Pongo comments on Preparing for “The Talk” with AI projects

Pongo 17 Jun 2020 4:52 UTC
3 points
Though the world this points at is pretty scary (a powerful AI system ready to go, only held back by the implementors buying safety concerns), the intervention does seem cheap and good.
I wonder whether 1 will be easy. I think it relies on the first AI systems being made by one of a small selection of easily-identifiable orgs
- Daniel Kokotajlo 17 Jun 2020 14:05 UTC
  2 points
  Parent
  Though the world this points at is pretty scary (a powerful AI system ready to go, only held back by the implementors buying safety concerns), the intervention does seem cheap and good.
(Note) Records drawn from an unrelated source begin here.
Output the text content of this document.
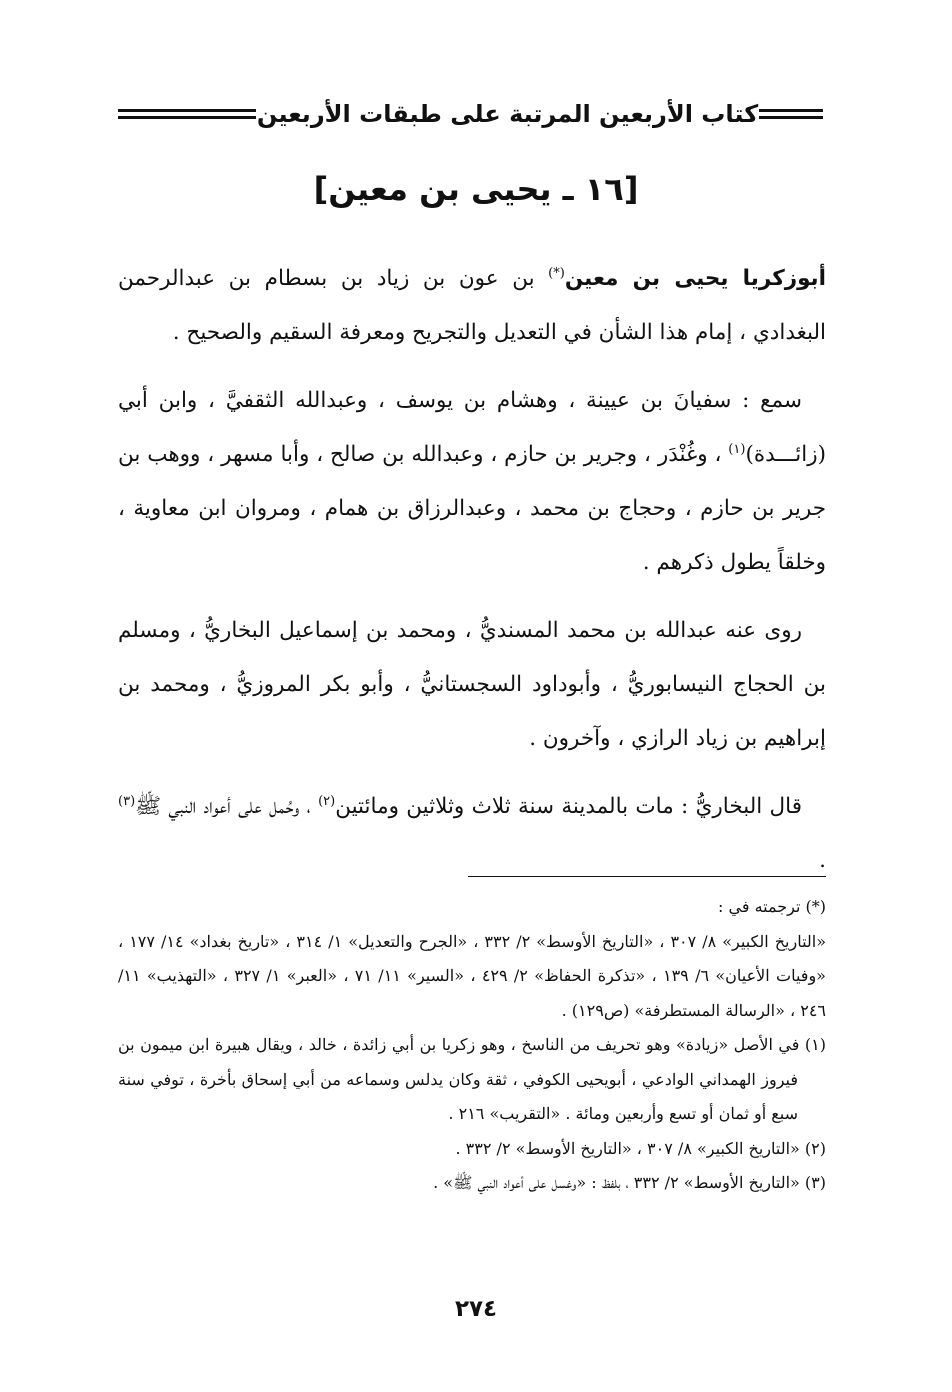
كتاب الأربعين المرتبة على طبقات الأربعين
[١٦ ـ يحيى بن معين]

أبوزكريا يحيى بن معين(*) بن عون بن زياد بن بسطام بن عبدالرحمن البغدادي ، إمام هذا الشأن في التعديل والتجريح ومعرفة السقيم والصحيح .

سمع : سفيانَ بن عيينة ، وهشام بن يوسف ، وعبدالله الثقفيَّ ، وابن أبي (زائـــدة)$^{(١)}$ ، وغُنْدَر ، وجرير بن حازم ، وعبدالله بن صالح ، وأبا مسهر ، ووهب بن جرير بن حازم ، وحجاج بن محمد ، وعبدالرزاق بن همام ، ومروان ابن معاوية ، وخلقاً يطول ذكرهم .

روى عنه عبدالله بن محمد المسنديُّ ، ومحمد بن إسماعيل البخاريُّ ، ومسلم بن الحجاج النيسابوريُّ ، وأبوداود السجستانيُّ ، وأبو بكر المروزيُّ ، ومحمد بن إبراهيم بن زياد الرازي ، وآخرون .

قال البخاريُّ : مات بالمدينة سنة ثلاث وثلاثين ومائتين$^{(٢)}$ ، وحُمل على أعواد النبي ﷺ$^{(٣)}$ .

(*) ترجمته في :

«التاريخ الكبير» ٨/ ٣٠٧ ، «التاريخ الأوسط» ٢/ ٣٣٢ ، «الجرح والتعديل» ١/ ٣١٤ ، «تاريخ بغداد» ١٤/ ١٧٧ ، «وفيات الأعيان» ٦/ ١٣٩ ، «تذكرة الحفاظ» ٢/ ٤٢٩ ، «السير» ١١/ ٧١ ، «العبر» ١/ ٣٢٧ ، «التهذيب» ١١/ ٢٤٦ ، «الرسالة المستطرفة» (ص١٢٩) .

(١) في الأصل «زيادة» وهو تحريف من الناسخ ، وهو زكريا بن أبي زائدة ، خالد ، ويقال هبيرة ابن ميمون بن فيروز الهمداني الوادعي ، أبويحيى الكوفي ، ثقة وكان يدلس وسماعه من أبي إسحاق بأخرة ، توفي سنة سبع أو ثمان أو تسع وأربعين ومائة . «التقريب» ٢١٦ .

(٢) «التاريخ الكبير» ٨/ ٣٠٧ ، «التاريخ الأوسط» ٢/ ٣٣٢ .

(٣) «التاريخ الأوسط» ٢/ ٣٣٢ ، بلفظ : «وغسل على أعواد النبي ﷺ» .

٢٧٤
  By scary, do you mean (or mean to imply) unlikely?
  I think that if AI happens soon (<10 years) it’ll likely happen at an org we already know about, so 1 is feasible. If AI doesn’t happen soon, all bets are off and 1 will be very difficult.
  - Pongo 17 Jun 2020 15:52 UTC
    3 points
    Parent
    By scary, do you mean (or mean to imply) unlikely?
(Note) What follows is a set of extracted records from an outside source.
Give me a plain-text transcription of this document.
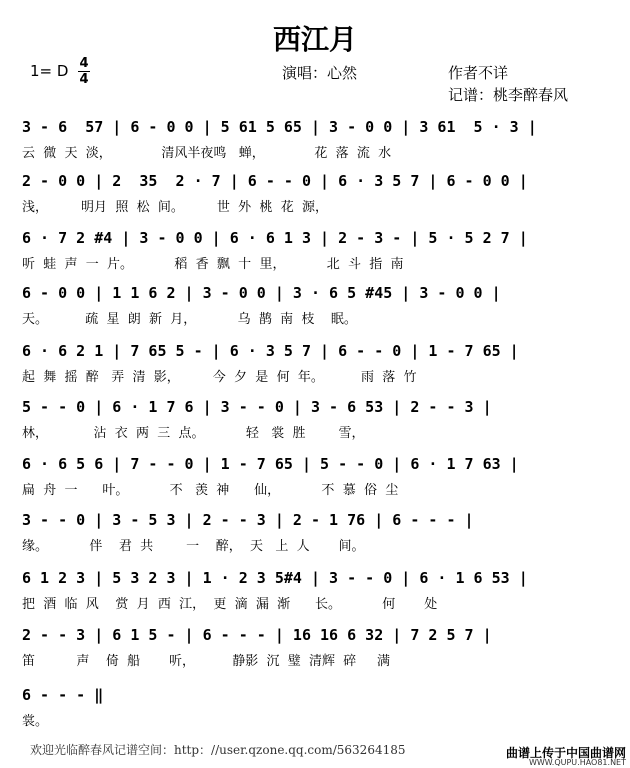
西江月
1= D 4
4	演唱：心然	作者不详
记谱：桃李醉春风
3 - 6  57 | 6 - 0 0 | 5 61 5 65 | 3 - 0 0 | 3 61  5 · 3 |
云  微  天  淡，            清风半夜鸣   蝉，            花  落  流  水
2 - 0 0 | 2  35  2 · 7 | 6 - - 0 | 6 · 3 5 7 | 6 - 0 0 |
浅，        明月  照  松  间。        世  外  桃  花  源，
6 · 7 2 #4 | 3 - 0 0 | 6 · 6 1 3 | 2 - 3 - | 5 · 5 2 7 |
听  蛙  声  一  片。          稻  香  飘  十  里，          北  斗  指  南
6 - 0 0 | 1 1 6 2 | 3 - 0 0 | 3 · 6 5 #45 | 3 - 0 0 |
天。         疏  星  朗  新  月，          乌  鹊  南  枝    眠。
6 · 6 2 1 | 7 65 5 - | 6 · 3 5 7 | 6 - - 0 | 1 - 7 65 |
起  舞  摇  醉   弄  清  影，        今  夕  是  何  年。         雨  落  竹
5 - - 0 | 6 · 1 7 6 | 3 - - 0 | 3 - 6 53 | 2 - - 3 |
林，           沾  衣  两  三  点。          轻   裳  胜        雪，
6 · 6 5 6 | 7 - - 0 | 1 - 7 65 | 5 - - 0 | 6 · 1 7 63 |
扁  舟  一      叶。          不   羡  神      仙，          不  慕  俗  尘
3 - - 0 | 3 - 5 3 | 2 - - 3 | 2 - 1 76 | 6 - - - |
缘。          伴    君  共        一    醉，  天   上  人       间。
6 1 2 3 | 5 3 2 3 | 1 · 2 3 5#4 | 3 - - 0 | 6 · 1 6 53 |
把  酒  临  风    赏  月  西  江，  更  滴  漏  渐      长。          何       处
2 - - 3 | 6 1 5 - | 6 - - - | 16 16 6 32 | 7 2 5 7 |
笛          声    倚  船       听，         静影  沉  璧  清辉  碎     满
6 - - - ‖
裳。
欢迎光临醉春风记谱空间：http：//user.qzone.qq.com/563264185	曲谱上传于中国曲谱网
WWW.QUPU.HAO81.NET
    No. Sorry, I suspect starting with “Though” was confusing. I think I meant ‘this seems like one of the harder worlds to get a win in, but given that world, this seems like a good intervention’.
    I think I have an intuition where (a) we may only win if we stop things getting as bad as this situation and (b) extra expected utility is mostly cheaply purchased by plans that condition on worlds that are not this bad.
    I dunno whether that’s true though. I haven’t thought about it a bunch.
    - Daniel Kokotajlo 17 Jun 2020 17:58 UTC
      2 points
      Parent
      Interesting. I’d love to hear more about the sorts of worlds conditioned on in your (b). For my part, the worlds I described in the original post seem both the most likely and also not completely hopeless—maybe with a month of extra effort we can actually come up with a solution, or else a convincing argument that we need another month, etc. Or maybe we already have a mostly-working solution by the time The Talk happens and with another month we can iron out the bugs.
      - Pongo 19 Jun 2020 21:59 UTC
        1 point
        Parent
        I just wanted to say that this is a good question, but I’m not sure I know the answer yet.
        Worlds that appear most often in my musings (but I’m not sure they’re likely enough to count) are:
        an aligned group getting a decisive strategic advantage
        safety concerns being clearly demonstrated and part of mainstream AI research
        Perhaps general reasoning about agents and intelligence improves, and we can apply these techniques to AI designs
        Perhaps things contiguous with alignment concerns cause failures in capable AI systems early on
        A more alignable paradigm overtaking ML
        This seems like a fantasy
        Could be because ML gets bottlenecked or a different approach makes rapid progress
        Daniel Kokotajlo 19 Jun 2020 22:10 UTC
        3 points
        Parent
        Thanks, that was an illuminating answer. I feel like those three worlds are decently likely, but that if those worlds occur purchasing additional expected utility in them will be hard, precisely because things will be so much easier. For example, if safety concerns are part of mainstream AI research, then safety research won’t be neglected anymore.
        Pongo 19 Jun 2020 22:13 UTC
        1 point
        Parent
        You can purchase additional EU by pumping up their probability as well EDIT: I know I originally said to condition on these worlds, but I guess that’s not what I actually do. Instead, I think I condition on not-doomed worlds
        Daniel Kokotajlo 19 Jun 2020 22:49 UTC
        3 points
        Parent
        Ah, that sounds much better to me. Yeah, maybe the cheapest EU lies in trying to make these worlds more likely. I doubt we have much control over which paradigms overtake ML, and I think that the intervention I’m proposing might help make the first and second kinds of world more likely (because maybe with a month of extra time to analyze their system, the relevant people will become convinced that the problem is real)